Поверите или нет, но на короткое время его спич взбодрил меня. Ясное дело, это была болтовня, предназначенная поддержать меня — и он это знал — но этот человек излучал такую непреклонную уверенность, что та становилась заразной. Если он и впрямь верит, что у нас получится, — ну, может, и получится. Остальные подхватили тост, и мы выпили; Бисмарк вздохнул и опять наполнил бокал. Я никогда раньше не видел его таким, как в тот миг — он повеселел, приоткрывая совершенно неизвестную сторону своего характера — все это, сдается, было точно рассчитанным представлением в мою честь.

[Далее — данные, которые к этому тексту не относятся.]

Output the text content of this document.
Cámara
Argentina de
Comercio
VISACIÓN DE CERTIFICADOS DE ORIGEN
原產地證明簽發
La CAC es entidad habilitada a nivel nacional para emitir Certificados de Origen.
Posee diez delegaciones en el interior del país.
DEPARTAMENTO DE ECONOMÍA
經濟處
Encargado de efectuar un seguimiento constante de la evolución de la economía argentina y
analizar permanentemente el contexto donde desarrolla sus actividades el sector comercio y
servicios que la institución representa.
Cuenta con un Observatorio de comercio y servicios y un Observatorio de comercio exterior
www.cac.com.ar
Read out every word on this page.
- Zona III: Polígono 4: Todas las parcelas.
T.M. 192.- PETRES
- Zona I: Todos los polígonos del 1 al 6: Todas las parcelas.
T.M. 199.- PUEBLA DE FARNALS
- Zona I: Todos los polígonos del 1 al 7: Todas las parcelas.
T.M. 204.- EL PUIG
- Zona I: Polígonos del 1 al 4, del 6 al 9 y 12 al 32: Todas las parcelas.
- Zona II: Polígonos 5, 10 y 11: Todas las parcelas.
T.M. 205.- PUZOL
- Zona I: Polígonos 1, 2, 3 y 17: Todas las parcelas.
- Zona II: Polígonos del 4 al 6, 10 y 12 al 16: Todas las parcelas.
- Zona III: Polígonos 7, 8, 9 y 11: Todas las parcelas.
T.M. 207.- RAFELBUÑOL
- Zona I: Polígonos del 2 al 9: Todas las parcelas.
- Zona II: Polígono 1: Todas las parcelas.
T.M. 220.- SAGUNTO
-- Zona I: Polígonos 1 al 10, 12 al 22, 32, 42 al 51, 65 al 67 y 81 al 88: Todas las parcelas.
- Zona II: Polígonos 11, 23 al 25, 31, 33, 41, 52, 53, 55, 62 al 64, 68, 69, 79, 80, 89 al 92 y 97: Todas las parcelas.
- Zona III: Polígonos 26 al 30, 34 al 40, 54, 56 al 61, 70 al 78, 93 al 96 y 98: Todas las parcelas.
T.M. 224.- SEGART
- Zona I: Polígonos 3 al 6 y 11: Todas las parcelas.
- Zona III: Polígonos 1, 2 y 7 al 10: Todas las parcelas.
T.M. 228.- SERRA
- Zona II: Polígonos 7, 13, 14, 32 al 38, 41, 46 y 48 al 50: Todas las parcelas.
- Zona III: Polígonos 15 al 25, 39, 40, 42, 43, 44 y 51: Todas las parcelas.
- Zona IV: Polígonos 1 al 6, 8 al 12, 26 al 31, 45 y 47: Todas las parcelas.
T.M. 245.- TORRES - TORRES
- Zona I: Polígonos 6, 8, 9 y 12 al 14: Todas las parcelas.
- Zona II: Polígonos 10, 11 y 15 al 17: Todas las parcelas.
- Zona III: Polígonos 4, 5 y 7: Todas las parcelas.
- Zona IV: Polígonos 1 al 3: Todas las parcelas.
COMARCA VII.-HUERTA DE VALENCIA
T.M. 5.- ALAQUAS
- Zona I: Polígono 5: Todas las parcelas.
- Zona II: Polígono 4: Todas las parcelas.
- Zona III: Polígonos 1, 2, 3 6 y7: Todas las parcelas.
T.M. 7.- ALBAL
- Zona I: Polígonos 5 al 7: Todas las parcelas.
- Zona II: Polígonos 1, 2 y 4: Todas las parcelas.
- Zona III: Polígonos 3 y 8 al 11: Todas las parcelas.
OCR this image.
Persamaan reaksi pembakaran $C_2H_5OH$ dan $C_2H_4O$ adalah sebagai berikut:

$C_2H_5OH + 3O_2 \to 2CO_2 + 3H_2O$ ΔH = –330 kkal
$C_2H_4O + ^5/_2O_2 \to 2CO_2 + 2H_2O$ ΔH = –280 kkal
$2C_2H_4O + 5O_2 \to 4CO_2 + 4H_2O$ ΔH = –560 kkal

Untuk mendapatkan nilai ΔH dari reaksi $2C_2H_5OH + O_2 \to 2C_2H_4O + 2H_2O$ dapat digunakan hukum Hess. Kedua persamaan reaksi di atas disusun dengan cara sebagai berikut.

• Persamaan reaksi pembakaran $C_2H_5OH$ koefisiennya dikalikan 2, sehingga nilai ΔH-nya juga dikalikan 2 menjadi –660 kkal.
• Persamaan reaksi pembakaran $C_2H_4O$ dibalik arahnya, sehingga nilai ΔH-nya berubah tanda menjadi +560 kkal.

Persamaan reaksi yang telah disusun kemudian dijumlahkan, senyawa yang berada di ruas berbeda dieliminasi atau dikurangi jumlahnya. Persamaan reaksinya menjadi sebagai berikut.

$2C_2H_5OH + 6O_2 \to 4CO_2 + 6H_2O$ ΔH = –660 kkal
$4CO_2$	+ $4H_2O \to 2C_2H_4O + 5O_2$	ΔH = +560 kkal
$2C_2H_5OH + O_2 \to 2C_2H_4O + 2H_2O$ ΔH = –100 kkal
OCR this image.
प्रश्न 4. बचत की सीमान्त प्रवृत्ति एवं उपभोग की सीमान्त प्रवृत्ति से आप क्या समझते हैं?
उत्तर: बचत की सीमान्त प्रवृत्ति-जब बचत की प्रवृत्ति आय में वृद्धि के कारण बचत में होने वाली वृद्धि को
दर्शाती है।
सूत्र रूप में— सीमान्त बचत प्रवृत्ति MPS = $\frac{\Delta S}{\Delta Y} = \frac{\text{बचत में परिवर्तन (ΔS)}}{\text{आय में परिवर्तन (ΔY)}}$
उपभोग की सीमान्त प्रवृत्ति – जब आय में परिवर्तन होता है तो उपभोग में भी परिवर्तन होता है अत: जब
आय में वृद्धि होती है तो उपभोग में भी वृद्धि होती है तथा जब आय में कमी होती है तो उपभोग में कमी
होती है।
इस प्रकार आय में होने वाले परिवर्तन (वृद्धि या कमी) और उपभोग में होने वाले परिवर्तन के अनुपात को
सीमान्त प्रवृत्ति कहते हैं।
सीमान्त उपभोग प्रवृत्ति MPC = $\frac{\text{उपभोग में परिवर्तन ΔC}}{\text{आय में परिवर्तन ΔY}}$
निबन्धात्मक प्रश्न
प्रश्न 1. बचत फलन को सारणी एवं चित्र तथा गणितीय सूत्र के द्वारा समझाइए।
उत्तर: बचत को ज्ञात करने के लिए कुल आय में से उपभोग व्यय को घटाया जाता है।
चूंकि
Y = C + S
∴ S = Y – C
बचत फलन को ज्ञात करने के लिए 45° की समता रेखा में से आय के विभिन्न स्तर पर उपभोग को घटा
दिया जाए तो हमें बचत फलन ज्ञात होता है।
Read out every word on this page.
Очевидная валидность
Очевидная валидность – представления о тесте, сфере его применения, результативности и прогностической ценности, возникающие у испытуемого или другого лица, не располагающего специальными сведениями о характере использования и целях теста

— Как мы будем вспоминать об этом, — промолвил Бисмарк, — когда станем стариками доживать свой век в сельских усадьбах, а шустрые молодые парни будут пихаться локтями в борьбе за кресло канцлера? Даже не знаю, — он покачал головой. — Я, наверное, стану носить кожаные штаны и строить из себя посмешище на штетгинском шерстяном рынке и уступать пару талеров всякому, кто обратится ко мне «барон». [XXVII*] А вы, Флэшмен, вы будете сидеть в своем клубе в Сент-Джеймсе и толстеть за портвейном и мемуарами. Мы будем жить, клянусь! Мы будем сражаться! Мы победим! Разве это не то, что вершит великие дела, что меняет течение времени?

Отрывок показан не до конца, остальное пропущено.